By JOE NOCERA
By JOE NOCERA
New York Times News Service
Could it get any worse for Fannie Mae and Freddie Mac? Last week, even President Barack Obama joined the growing chorus of those who want to put them out of business.
He did so in a speech in Phoenix, outlining — at long last — his ideas for reshaping the country’s housing finance system. He called for the housing finance market to be primarily driven by private capital, with a “limited” federal role. He said that the 30-year fixed-rate mortgage should remain a mainstay of the mortgage market. And he essentially endorsed a recent bipartisan Senate bill — a complex piece of legislation that calls for winding down Fannie and Freddie over five years.
Let’s just call this what it is: capitulation. Ever since the financial crisis, Republicans have insisted that Fannie and Freddie — private companies that also have a government role, and that guarantee and securitize mortgages — were the root problem. According to their theory, the two companies drove the country off the subprime cliff, primarily because of their federal mandate to help make it possible for low-income borrowers to own homes.
The truth is pretty much the opposite. When the banks first jumped into subprime mortgages, Fannie and Freddie hung back. Only after they began losing significant market share did Fannie and Freddie decide, belatedly, to get into the game. Because they were so thinly capitalized, they had almost no cushion when the losses began to pile up.
And after the George W. Bush administration put Fannie and Freddie into conservatorship — propping them up with a $185 billion bailout — they had no defenders left. Republican demands that Fannie and Freddie be put out of their misery became the sine qua non for any discussion about reshaping — and reviving — housing finance.
There is no question that Fannie and Freddie were deeply problematic companies in their heyday. They bullied anyone — members of Congress included — who tried to rein them in. They had implicit government backing that they either played up or denied, depending on the circumstances. And in addition to their guarantee business, they owned a gigantic portfolio of mortgages that many feared would bring them down.
But they also did something truly vital. When Fannie or Freddie guaranteed a mortgage, it meant that they were taking on the credit risk from the lender. That entailed two skills. The first was underwriting. Until they lost their heads in the subprime bubble, Fannie and Freddie had high underwriting standards that banks had to adhere to get a mortgage guaranteed. Second, they had to have a highly skilled hedging operation that could maneuver adeptly as interest rates changed.
And that ability of Fannie and Freddie to take on credit risk is what made that staple of American housing finance — the 30-year fixed-rate mortgage — possible. So much can happen over the course of 30 years that no bank wants to take on that risk — and no system of private capital is going to continue making those loans, at least not without some kind of government backing.
Which is why all this talk of “winding down” Fannie and Freddie, as the president put it last week, makes so little sense. In conservatorship, the two companies have been doing exactly what the country needs from them: guaranteeing prime mortgages and propping up the housing market after private capital fled.
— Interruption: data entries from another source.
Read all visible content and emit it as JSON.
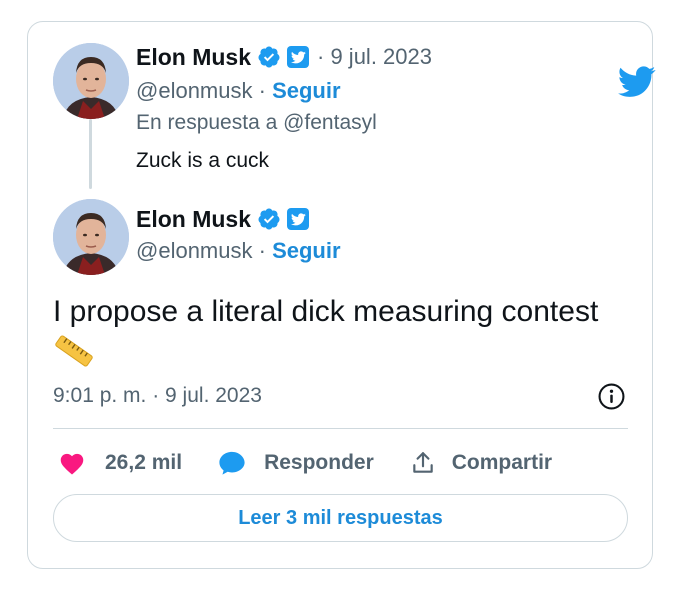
{
  "colors": {
    "accent": "#1d9bf0",
    "link": "#1d8bd8",
    "secondary_text": "#536471",
    "like": "#f91880",
    "border": "#cfd9de"
  },
  "reply_tweet": {
    "author_name": "Elon Musk",
    "date": "· 9 jul. 2023",
    "handle": "@elonmusk",
    "separator": "·",
    "follow_label": "Seguir",
    "in_reply_to": "En respuesta a @fentasyl",
    "text": "Zuck is a cuck"
  },
  "main_tweet": {
    "author_name": "Elon Musk",
    "handle": "@elonmusk",
    "separator": "·",
    "follow_label": "Seguir",
    "text": "I propose a literal dick measuring contest",
    "emoji_icon": "ruler-icon",
    "timestamp": "9:01 p. m. · 9 jul. 2023"
  },
  "actions": {
    "likes": "26,2 mil",
    "reply_label": "Responder",
    "share_label": "Compartir"
  },
  "read_replies_label": "Leer 3 mil respuestas",
  "icons": [
    "twitter-bird-icon",
    "verified-badge-icon",
    "twitter-badge-icon",
    "info-icon",
    "heart-icon",
    "reply-bubble-icon",
    "share-icon",
    "ruler-icon"
  ]
}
The Senate bill under consideration does backward somersaults to kill off Fannie and Freddie while retaining a government role in the mortgage market, including the creation of a new agency to serve as a backstop to the securitization market. It is incredibly complicated, untested and probably unnecessary.
In five years as wards of the government, Fannie and Freddie have actually shown the kind of role they could play. They are no longer bullies. They don’t really function as private companies anymore — nor do they have a mission to help people gain the American dream. Their portfolio is supposed to be gradually unwound. They have more capital.
In other words, their sole role now is to guarantee and securitize mortgages. And they are making huge amounts of money — much of which is going to the government. Fannie Mae, for instance, recently announced a quarterly profit of $10.1 billion, and said it was making a $10.2 billion payment to the Treasury. “At the current pace,” The Wall Street Journal reported, “over the next year, Fannie and Freddie are likely to repay the government more money than they borrowed.”
Does housing finance need reform? Yes. Do we need private capital to return? Of course. But the easiest and most sensible reforms would take advantage of what we already have — two companies that know how to handle credit risk — instead of trying something new and untested, purely because Fannie and Freddie are political poison.
In the meantime, we should be thanking Fannie and Freddie, instead of tearing them down.